More than half of the rental properties added to the private rental market from 2015 in Sydney and Melbourne were taken back out after five years.
He said the sheer turnover of rental properties in the major capitals highlighted that current tenancy laws work in landlords’ favour, rather than tenants.
“The churn of properties through the private rental sector is huge. As investors churn in and out of rentals, renters get churned in and out of their housing and that is a basic problem,” Martin said.
“Our tenancy laws really accommodate the dynamic nature of rental property investment, that is, landlords frequently buying in and selling out or using it for something else.”
He said tenancy laws were so heavily in favour of landlords that it came at a cost to renters rather than protecting them. For example, no-grounds evictions are still an “untouchable” feature of tenancy legislation in several states and allow landlords to terminate a tenant’s lease for no reason.
“It’s at the expense of renters. The expense is financial, logistical, and emotional,” Martin said.
“It’s this chronically insecure, turbulent housing that landlords invest in and disinvest in all the time as it suits them.”
Half of the surveyed investors said they sold their investment properties because it was a good time to realise capital gains.

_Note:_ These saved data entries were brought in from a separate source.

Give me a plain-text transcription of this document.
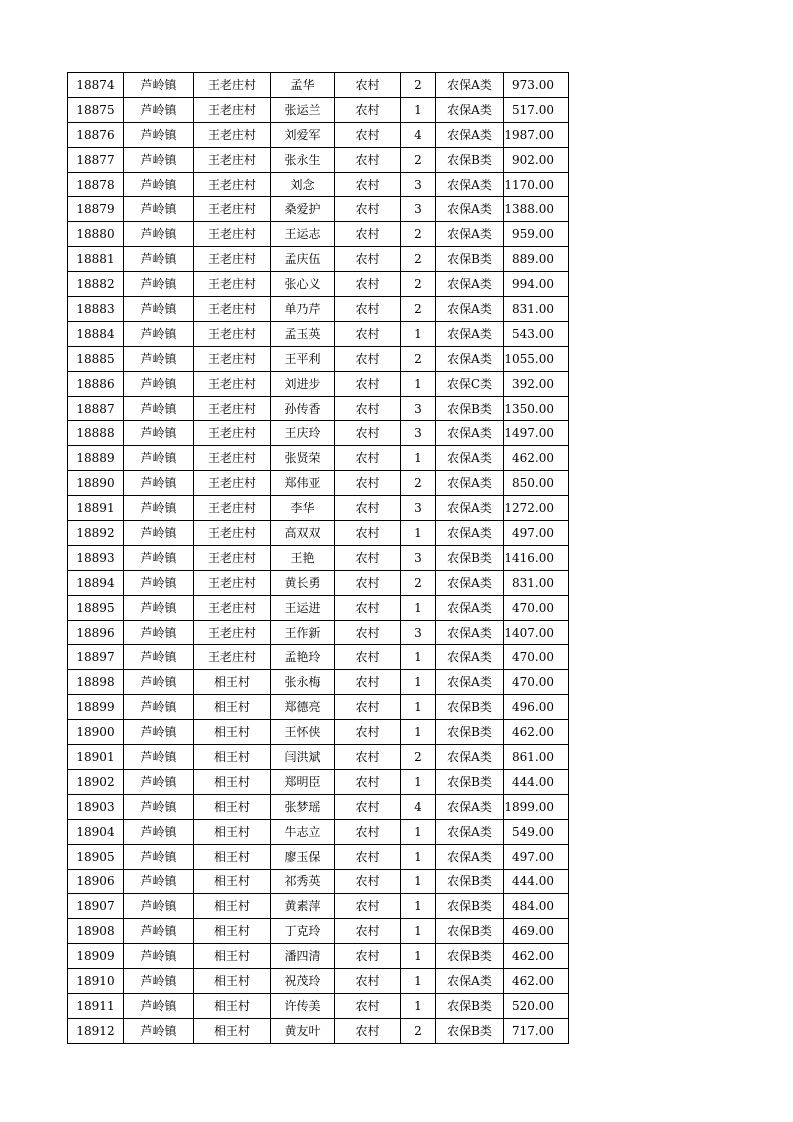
18874	芦岭镇	王老庄村	孟华	农村	2	农保A类	973.00
18875	芦岭镇	王老庄村	张运兰	农村	1	农保A类	517.00
18876	芦岭镇	王老庄村	刘爱军	农村	4	农保A类	1987.00
18877	芦岭镇	王老庄村	张永生	农村	2	农保B类	902.00
18878	芦岭镇	王老庄村	刘念	农村	3	农保A类	1170.00
18879	芦岭镇	王老庄村	桑爱护	农村	3	农保A类	1388.00
18880	芦岭镇	王老庄村	王运志	农村	2	农保A类	959.00
18881	芦岭镇	王老庄村	孟庆伍	农村	2	农保B类	889.00
18882	芦岭镇	王老庄村	张心义	农村	2	农保A类	994.00
18883	芦岭镇	王老庄村	单乃芹	农村	2	农保A类	831.00
18884	芦岭镇	王老庄村	孟玉英	农村	1	农保A类	543.00
18885	芦岭镇	王老庄村	王平利	农村	2	农保A类	1055.00
18886	芦岭镇	王老庄村	刘进步	农村	1	农保C类	392.00
18887	芦岭镇	王老庄村	孙传香	农村	3	农保B类	1350.00
18888	芦岭镇	王老庄村	王庆玲	农村	3	农保A类	1497.00
18889	芦岭镇	王老庄村	张贤荣	农村	1	农保A类	462.00
18890	芦岭镇	王老庄村	郑伟亚	农村	2	农保A类	850.00
18891	芦岭镇	王老庄村	李华	农村	3	农保A类	1272.00
18892	芦岭镇	王老庄村	高双双	农村	1	农保A类	497.00
18893	芦岭镇	王老庄村	王艳	农村	3	农保B类	1416.00
18894	芦岭镇	王老庄村	黄长勇	农村	2	农保A类	831.00
18895	芦岭镇	王老庄村	王运进	农村	1	农保A类	470.00
18896	芦岭镇	王老庄村	王作新	农村	3	农保A类	1407.00
18897	芦岭镇	王老庄村	孟艳玲	农村	1	农保A类	470.00
18898	芦岭镇	相王村	张永梅	农村	1	农保A类	470.00
18899	芦岭镇	相王村	郑德亮	农村	1	农保B类	496.00
18900	芦岭镇	相王村	王怀侠	农村	1	农保B类	462.00
18901	芦岭镇	相王村	闫洪斌	农村	2	农保A类	861.00
18902	芦岭镇	相王村	郑明臣	农村	1	农保B类	444.00
18903	芦岭镇	相王村	张梦瑶	农村	4	农保A类	1899.00
18904	芦岭镇	相王村	牛志立	农村	1	农保A类	549.00
18905	芦岭镇	相王村	廖玉保	农村	1	农保A类	497.00
18906	芦岭镇	相王村	祁秀英	农村	1	农保B类	444.00
18907	芦岭镇	相王村	黄素萍	农村	1	农保B类	484.00
18908	芦岭镇	相王村	丁克玲	农村	1	农保B类	469.00
18909	芦岭镇	相王村	潘四清	农村	1	农保B类	462.00
18910	芦岭镇	相王村	祝茂玲	农村	1	农保A类	462.00
18911	芦岭镇	相王村	许传美	农村	1	农保B类	520.00
18912	芦岭镇	相王村	黄友叶	农村	2	农保B类	717.00
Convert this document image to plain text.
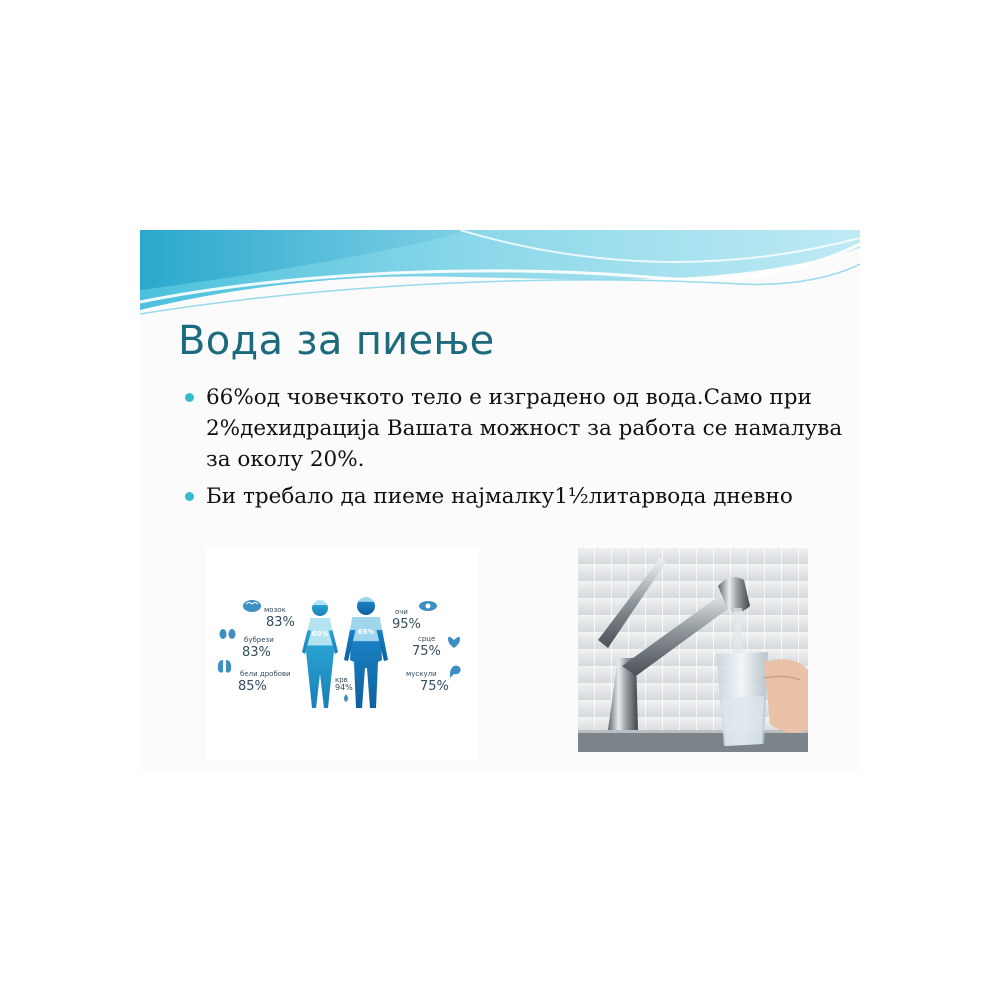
Вода за пиење
66%од човечкото тело е изградено од вода.Само при 2%дехидрација Вашата можност за работа се намалува за околу 20%.
Би требало да пиеме најмалку1½литарвода дневно
60%	65%
мозок
83%
бубрези
83%
бели дробови
85%	крв
94%
очи
95%
срце
75%
мускули
75%
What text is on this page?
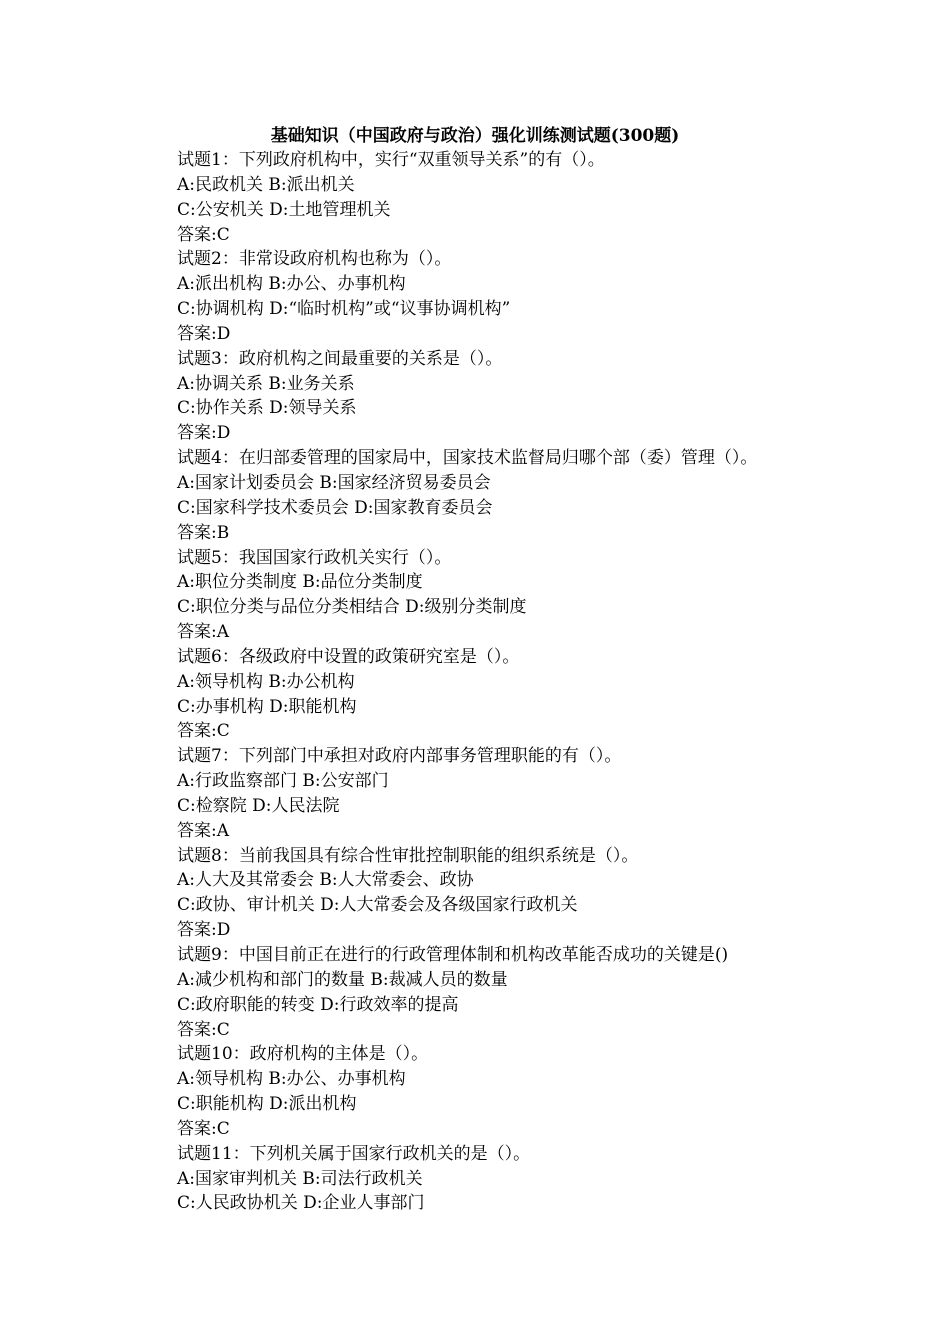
基础知识（中国政府与政治）强化训练测试题(300题)
试题1：下列政府机构中，实行“双重领导关系”的有（）。
A:民政机关 B:派出机关
C:公安机关 D:土地管理机关
答案:C
试题2：非常设政府机构也称为（）。
A:派出机构 B:办公、办事机构
C:协调机构 D:“临时机构”或“议事协调机构”
答案:D
试题3：政府机构之间最重要的关系是（）。
A:协调关系 B:业务关系
C:协作关系 D:领导关系
答案:D
试题4：在归部委管理的国家局中，国家技术监督局归哪个部（委）管理（）。
A:国家计划委员会 B:国家经济贸易委员会
C:国家科学技术委员会 D:国家教育委员会
答案:B
试题5：我国国家行政机关实行（）。
A:职位分类制度 B:品位分类制度
C:职位分类与品位分类相结合 D:级别分类制度
答案:A
试题6：各级政府中设置的政策研究室是（）。
A:领导机构 B:办公机构
C:办事机构 D:职能机构
答案:C
试题7：下列部门中承担对政府内部事务管理职能的有（）。
A:行政监察部门 B:公安部门
C:检察院 D:人民法院
答案:A
试题8：当前我国具有综合性审批控制职能的组织系统是（）。
A:人大及其常委会 B:人大常委会、政协
C:政协、审计机关 D:人大常委会及各级国家行政机关
答案:D
试题9：中国目前正在进行的行政管理体制和机构改革能否成功的关键是()
A:减少机构和部门的数量 B:裁减人员的数量
C:政府职能的转变 D:行政效率的提高
答案:C
试题10：政府机构的主体是（）。
A:领导机构 B:办公、办事机构
C:职能机构 D:派出机构
答案:C
试题11：下列机关属于国家行政机关的是（）。
A:国家审判机关 B:司法行政机关
C:人民政协机关 D:企业人事部门
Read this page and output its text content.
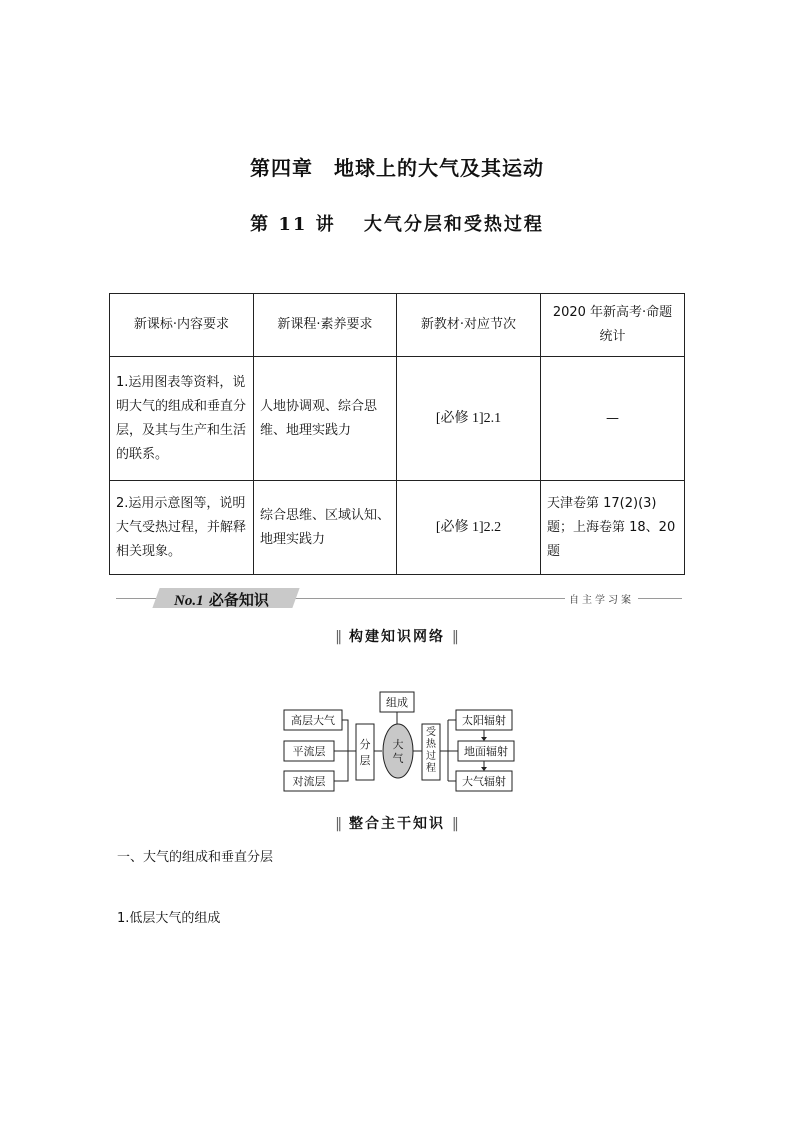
第四章　地球上的大气及其运动
第 11 讲　 大气分层和受热过程
新课标·内容要求	新课程·素养要求	新教材·对应节次	2020 年新高考·命题统计
1.运用图表等资料，说明大气的组成和垂直分层，及其与生产和生活的联系。	人地协调观、综合思维、地理实践力	[必修 1]2.1	—
2.运用示意图等，说明大气受热过程，并解释相关现象。	综合思维、区域认知、地理实践力	[必修 1]2.2	天津卷第 17(2)(3)题；上海卷第 18、20 题
No.1 必备知识	自主学习案
‖ 构建知识网络 ‖
高层大气
平流层
对流层
分
层
组成
大
气
受
热
过
程
太阳辐射
地面辐射
大气辐射
‖ 整合主干知识 ‖
一、大气的组成和垂直分层
1.低层大气的组成
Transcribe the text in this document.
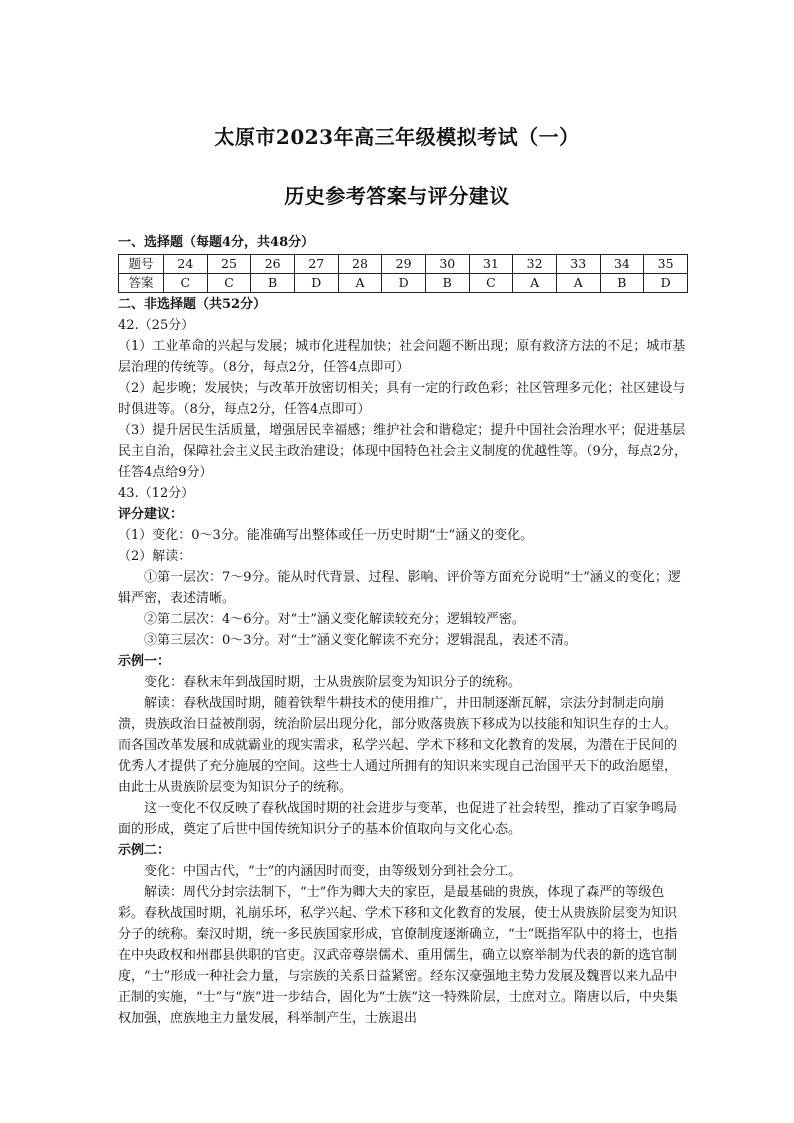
太原市2023年高三年级模拟考试（一）
历史参考答案与评分建议

一、选择题（每题4分，共48分）

题号	24	25	26	27	28	29	30	31	32	33	34	35
答案	C	C	B	D	A	D	B	C	A	A	B	D

二、非选择题（共52分）

42.（25分）

（1）工业革命的兴起与发展；城市化进程加快；社会问题不断出现；原有救济方法的不足；城市基层治理的传统等。（8分，每点2分，任答4点即可）

（2）起步晚；发展快；与改革开放密切相关；具有一定的行政色彩；社区管理多元化；社区建设与时俱进等。（8分，每点2分，任答4点即可）

（3）提升居民生活质量，增强居民幸福感；维护社会和谐稳定；提升中国社会治理水平；促进基层民主自治，保障社会主义民主政治建设；体现中国特色社会主义制度的优越性等。（9分，每点2分，任答4点给9分）

43.（12分）

评分建议：

（1）变化：0～3分。能准确写出整体或任一历史时期“士”涵义的变化。

（2）解读：

①第一层次：7～9分。能从时代背景、过程、影响、评价等方面充分说明“士”涵义的变化；逻辑严密，表述清晰。

②第二层次：4～6分。对“士”涵义变化解读较充分；逻辑较严密。

③第三层次：0～3分。对“士”涵义变化解读不充分；逻辑混乱，表述不清。

示例一：

变化：春秋末年到战国时期，士从贵族阶层变为知识分子的统称。

解读：春秋战国时期，随着铁犁牛耕技术的使用推广，井田制逐渐瓦解，宗法分封制走向崩溃，贵族政治日益被削弱，统治阶层出现分化，部分败落贵族下移成为以技能和知识生存的士人。而各国改革发展和成就霸业的现实需求，私学兴起、学术下移和文化教育的发展，为潜在于民间的优秀人才提供了充分施展的空间。这些士人通过所拥有的知识来实现自己治国平天下的政治愿望，由此士从贵族阶层变为知识分子的统称。

这一变化不仅反映了春秋战国时期的社会进步与变革，也促进了社会转型，推动了百家争鸣局面的形成，奠定了后世中国传统知识分子的基本价值取向与文化心态。

示例二：

变化：中国古代，“士”的内涵因时而变，由等级划分到社会分工。

解读：周代分封宗法制下，“士”作为卿大夫的家臣，是最基础的贵族，体现了森严的等级色彩。春秋战国时期，礼崩乐坏，私学兴起、学术下移和文化教育的发展，使士从贵族阶层变为知识分子的统称。秦汉时期，统一多民族国家形成，官僚制度逐渐确立，“士”既指军队中的将士，也指在中央政权和州郡县供职的官吏。汉武帝尊崇儒术、重用儒生，确立以察举制为代表的新的选官制度，“士”形成一种社会力量，与宗族的关系日益紧密。经东汉豪强地主势力发展及魏晋以来九品中正制的实施，“士”与“族”进一步结合，固化为“士族”这一特殊阶层，士庶对立。隋唐以后，中央集权加强，庶族地主力量发展，科举制产生，士族退出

Meanwhile, 47 per cent said they wanted money for another investment, 36 per cent said the rental income was insufficient and just 14 per cent said dissatisfaction with tenancies laws was very important in their decision to sell.
He said the private rental sector was so lucrative for landlords that many sell and choose as they please as evident in the turnover of bonds data and their survey results.
“The disinvestment claim comes out as an argument against tenancy law reform. But the point we’re making, and the evidence shows, is landlords are disinvesting all the way to the bank all the time.
”They are selling properties because it suits them and plenty of them get back into property again also because it suits them too.“
Martin said the real estate lobby was triggering the alarm on tenancy law reforms as a disincentive for landlords when macroprudential regulations, such as limiting investor loans, had a greater effect.
Martin suggested stronger and more cohesive tenancy regulation across the states and territories would set higher standards for renters and attract better landlords.
“We should be pushing our law reform harder … To lift standards and to drive the unwilling and the incompetent out of the sector and to make room for more owner occupiers and a better rental housing providers.”